Abstract: Aiming at the problem of decreased manipulator manipulability and high trajectory error caused by the Dynamic Movement Primitive (DMP) method,neglecting joint kinematic constraints during trajectory planning,a new method of Manipulability-based DMP (M-DMPs) was proposed.Through numerical solutions,the current manipulability gradient of the redundant manipulator was determined,and subsequently adjusted the external force coupling terms of DMPs separately based on the end-effector velocity component and null space component.Then,to ensure manipulability during the operation of the robotic manipulator,the dynamic parameters were designed to autonomously adapt and regulate the size of the external force coupling terms.To address the original method's obstacle avoidance limitations and potential manipulability reduction during obstacle avoidance,an exponential function optimized potential field was coupled with M-DMPs.The stability of the dynamic system was demonstrated through theoretical analysis.Simulations and physical experiments were conducted in various scenarios,demonstrating that the M-DMPs method reduced trajectory tracking errors by 53.56% while increasing manipulability by 27.69%,effectively avoiding obstacles.
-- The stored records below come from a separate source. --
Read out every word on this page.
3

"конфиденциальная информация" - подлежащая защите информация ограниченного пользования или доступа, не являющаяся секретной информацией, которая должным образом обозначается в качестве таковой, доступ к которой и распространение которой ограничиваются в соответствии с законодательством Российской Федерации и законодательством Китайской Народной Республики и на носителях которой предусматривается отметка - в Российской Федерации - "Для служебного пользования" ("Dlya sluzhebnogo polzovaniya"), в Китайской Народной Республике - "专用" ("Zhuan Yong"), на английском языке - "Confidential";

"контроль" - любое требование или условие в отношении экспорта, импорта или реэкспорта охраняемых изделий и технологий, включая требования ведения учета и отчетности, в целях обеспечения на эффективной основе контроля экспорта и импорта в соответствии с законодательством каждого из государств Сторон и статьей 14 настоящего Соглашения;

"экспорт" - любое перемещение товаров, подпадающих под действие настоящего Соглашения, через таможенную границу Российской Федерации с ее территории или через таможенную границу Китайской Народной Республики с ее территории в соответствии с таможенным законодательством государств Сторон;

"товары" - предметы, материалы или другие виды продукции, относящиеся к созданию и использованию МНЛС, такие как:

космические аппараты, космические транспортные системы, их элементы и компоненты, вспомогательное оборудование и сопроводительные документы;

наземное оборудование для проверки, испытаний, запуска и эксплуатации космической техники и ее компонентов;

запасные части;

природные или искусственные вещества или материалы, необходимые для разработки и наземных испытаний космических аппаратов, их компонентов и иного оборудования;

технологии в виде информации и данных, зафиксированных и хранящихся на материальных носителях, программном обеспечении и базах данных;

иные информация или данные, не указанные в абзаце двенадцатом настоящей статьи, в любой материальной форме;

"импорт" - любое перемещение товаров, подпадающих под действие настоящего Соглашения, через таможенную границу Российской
Key words: imitation learning, dynamic movement primitives, manipulability, trajectory planning

摘要： 针对动态运动基元方法(DMP)在轨迹规划时忽略关节运动学约束,导致机械臂灵活度下降、轨迹跟踪精度低的问题,提出一种基于可操作性的改进版DMP(M-DMP)。该方法首先通过数值解确定冗余机械臂当前的可操作性梯度,并分别从末端速度分量和零空间分量调整动态运动基元的外力耦合项。然后设计了动态参数,能够自适应调节外力耦合项大小,保证机械臂运行时的灵活度。其次为解决原方法无法避障,以及避障过程中可能出现灵活度降低的问题,利用指数函数优化势力场后,将其与M-DMP结合实现避障。通过理论分析证明了M-DMP的稳定性。最后在多种场景下进行仿真和实物实验,结果表明M-DMP方法在避开障碍物的同时,降低了53.56%的轨迹跟踪误差,并将可操作性提高了27.69%。

关键词: 模仿学习, 动态运动基元, 可操作性, 轨迹规划